I’m from New Orleans, Louisiana, but every summer, my whole family goes to Maryland—where my dad grew up—to visit my grandmother and go to Catoctin Quaker Camp. Sitting on the floor of my cabin one day, I was informed by one of my dear friends that the South actually has no Black people because it is so racist. Actually a majority of Black people live in the South, and my friend was echoing a common and dangerous stereotype. If northerners can dismiss the South as a “bad” place, then why not let it get torn apart by storms or cracked open and tunneled under by frackers, drillers, and pipelines?
According to the U.S. Energy Information Administration, 47 percent of the nation’s total petroleum refining capacity is along the Gulf Coast. I’ve seen this firsthand. The land surrounding the Mississippi River from Baton Rouge to New Orleans, mostly home to working-class People of Color, is choked with oil refineries, shooting fire and spewing smoke into the air. We call this area Cancer Alley, for its cancer rate of 46 out of every million people. Our coasts are losing land, too. Approximately a football field an hour of southern Louisiana disappears under water. The people of Isle de Jean Charles, already forced into the delta because of European colonization, are being forced to move once again. Their homes are literally disappearing under water as a result of climate change, a side effect of colonization. This is more than a problem of housing for a culture that is so tightly bound to the land through fishing, tradition, livelihood, and love; without the land, the culture would disappear.
We are fighting to keep the oil companies at bay. Resistance like the recent fight against the Bayou Bridge Pipeline that was built through the beautiful Atchafalaya Basin might have been successful had there been more outside support.
Our swamps and marshes, once full of elegant straight-backed cypress, through which I’ve steered a motor boat, are now open water and dead stumps. This is being made worse by saltwater invasion accelerated by the cutting and dredging of canals so that oil companies can haul their equipment. Building so many rigs and pipelines and extracting so much oil leaves the land waterlogged and collapsing in places. When this infrastructure inevitably breaks or explodes, as in the Deepwater Horizon Oil Spill of 2010, oil spews into the landscape, killing thousands of animals and contaminating the mud and root systems of this land where it is likely to stay forever.

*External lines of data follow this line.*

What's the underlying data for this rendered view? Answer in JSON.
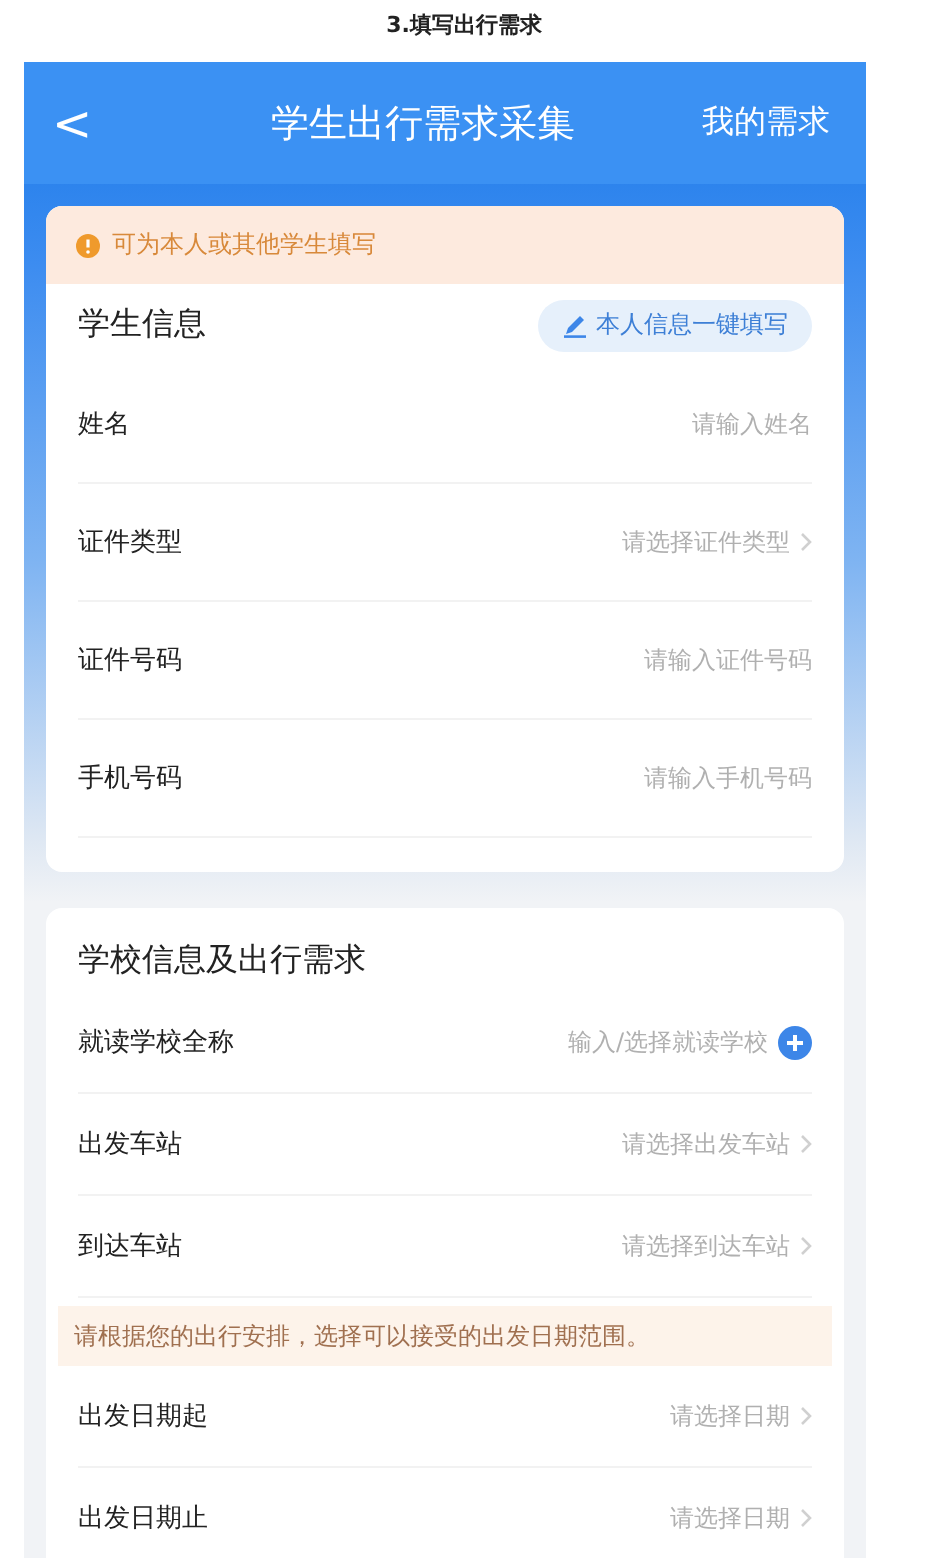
{
  "caption": "3.填写出行需求",
  "header": {
    "back": "<",
    "title": "学生出行需求采集",
    "action": "我的需求"
  },
  "notice": "可为本人或其他学生填写",
  "student": {
    "title": "学生信息",
    "autofill": "本人信息一键填写",
    "fields": [
      {
        "label": "姓名",
        "placeholder": "请输入姓名",
        "kind": "input"
      },
      {
        "label": "证件类型",
        "placeholder": "请选择证件类型",
        "kind": "select"
      },
      {
        "label": "证件号码",
        "placeholder": "请输入证件号码",
        "kind": "input"
      },
      {
        "label": "手机号码",
        "placeholder": "请输入手机号码",
        "kind": "input"
      }
    ]
  },
  "school": {
    "title": "学校信息及出行需求",
    "fields": [
      {
        "label": "就读学校全称",
        "placeholder": "输入/选择就读学校",
        "kind": "add"
      },
      {
        "label": "出发车站",
        "placeholder": "请选择出发车站",
        "kind": "select"
      },
      {
        "label": "到达车站",
        "placeholder": "请选择到达车站",
        "kind": "select"
      },
      {
        "kind": "hint",
        "text": "请根据您的出行安排，选择可以接受的出发日期范围。"
      },
      {
        "label": "出发日期起",
        "placeholder": "请选择日期",
        "kind": "select"
      },
      {
        "label": "出发日期止",
        "placeholder": "请选择日期",
        "kind": "select"
      }
    ]
  }
}
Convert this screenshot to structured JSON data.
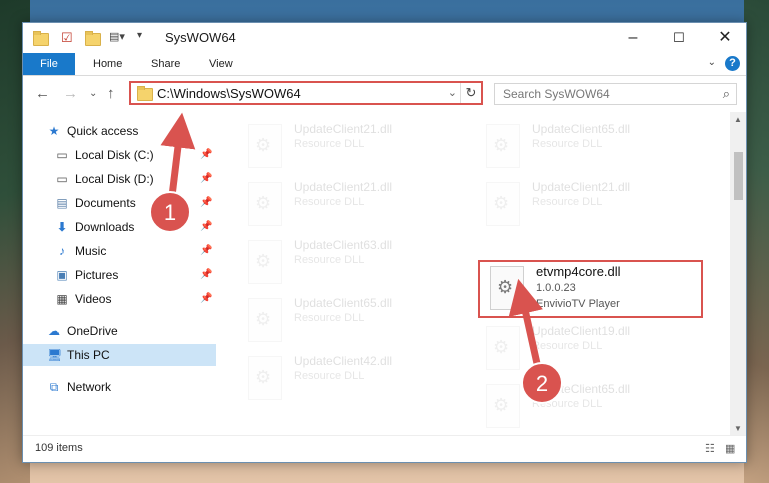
{
  "window": {
    "title": "SysWOW64",
    "controls": [
      "minimize",
      "maximize",
      "close"
    ]
  },
  "quick_access_toolbar": [
    "folder-icon",
    "properties-icon",
    "new-folder-icon",
    "customize-icon"
  ],
  "ribbon": {
    "tabs": [
      {
        "label": "File",
        "active": true
      },
      {
        "label": "Home"
      },
      {
        "label": "Share"
      },
      {
        "label": "View"
      }
    ]
  },
  "address_bar": {
    "path": "C:\\Windows\\SysWOW64"
  },
  "search": {
    "placeholder": "Search SysWOW64"
  },
  "nav_pane": {
    "items": [
      {
        "label": "Quick access",
        "icon": "star-icon",
        "pinned": false,
        "level": 0
      },
      {
        "label": "Local Disk (C:)",
        "icon": "drive-icon",
        "pinned": true,
        "level": 1
      },
      {
        "label": "Local Disk (D:)",
        "icon": "drive-icon",
        "pinned": true,
        "level": 1
      },
      {
        "label": "Documents",
        "icon": "documents-icon",
        "pinned": true,
        "level": 1
      },
      {
        "label": "Downloads",
        "icon": "download-icon",
        "pinned": true,
        "level": 1
      },
      {
        "label": "Music",
        "icon": "music-icon",
        "pinned": true,
        "level": 1
      },
      {
        "label": "Pictures",
        "icon": "pictures-icon",
        "pinned": true,
        "level": 1
      },
      {
        "label": "Videos",
        "icon": "videos-icon",
        "pinned": true,
        "level": 1
      },
      {
        "label": "OneDrive",
        "icon": "cloud-icon",
        "pinned": false,
        "level": 0
      },
      {
        "label": "This PC",
        "icon": "computer-icon",
        "pinned": false,
        "level": 0,
        "selected": true
      },
      {
        "label": "Network",
        "icon": "network-icon",
        "pinned": false,
        "level": 0
      }
    ]
  },
  "files": [
    {
      "name": "UpdateClient21.dll",
      "type": "Resource DLL",
      "faded": true
    },
    {
      "name": "UpdateClient65.dll",
      "type": "Resource DLL",
      "faded": true
    },
    {
      "name": "UpdateClient21.dll",
      "type": "Resource DLL",
      "faded": true
    },
    {
      "name": "UpdateClient21.dll",
      "type": "Resource DLL",
      "faded": true
    },
    {
      "name": "UpdateClient63.dll",
      "type": "Resource DLL",
      "faded": true
    },
    {
      "name": "etvmp4core.dll",
      "version": "1.0.0.23",
      "type": "EnvivioTV Player",
      "faded": false,
      "highlighted": true
    },
    {
      "name": "UpdateClient65.dll",
      "type": "Resource DLL",
      "faded": true
    },
    {
      "name": "UpdateClient19.dll",
      "type": "Resource DLL",
      "faded": true
    },
    {
      "name": "UpdateClient42.dll",
      "type": "Resource DLL",
      "faded": true
    },
    {
      "name": "UpdateClient65.dll",
      "type": "Resource DLL",
      "faded": true
    }
  ],
  "status": {
    "item_count": "109 items"
  },
  "annotations": {
    "step1_label": "1",
    "step2_label": "2",
    "color": "#d9534f"
  }
}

I remember hearing the names of the 11 workers killed and seeing pictures of pelicans slick with oil dripping into their eyes and beaks, smothering them. These oil leaks and spills are not always stopped. A Taylor Energy oil rig about 11 miles off the coast of Louisiana has been hemorrhaging approximately 300 to 700 barrels of oil into the Gulf every day since 2004, with no effort and no money to stop it whatsoever. No one outside of Louisiana seems to know or care. This land is seen as disposable. A local engineer even devised a way to collect the spilled oil and recycle it, and the company actually sued him. Taylor Energy isn’t even trying to clean up their mess. They know they can get away with it. This all might make it seem like the South and the Gulf Coast in particular is a lost cause, but this land and its people can be saved and are worth saving. This land is just as precious and the people are just as human as anywhere up North.
People assume that I’m eager to leave the South as soon as possible. I will not deny that it is frustrating to watch my state year after year come last on the good lists and first on the bad ones. It goes red in every election, just as dependably as the sunburned necks of hordes of sweaty tourists that crowd the French Quarter. But I could never leave; I love the South: the insistent humid heat; the way people stop in the grocery store line to talk with strangers about what they’re making for dinner; the resisting communities everywhere from Cancer Alley in Louisiana to an all-lesbian commune in Alabama; the way we support each other through hurricane after hurricane, joking through tragedy and laughing to live.The climate crisis cannot be solved without the South. We know from practice how to pull each other up; brush ourselves off; and rebuild again and again, without losing our minds. We know how to slow down and take the time to sit and watch the world go by: a direct contradiction to the fast talking go-go-go of capitalism that has permeated the culture of most of the United States. While sitting in worship amid the early morning sounds of the Catoctin woods or hearing a hundred voices rise in song at night with the darkness around us and the light of the campfire in the center, I hope that the prejudice against the South is not bigger than our collective desire to preserve our homes and our lives. I hope that when the next attempt to steal this land’s resources is inevitably made, the whole nation will rise up and fight against it: to fight for us.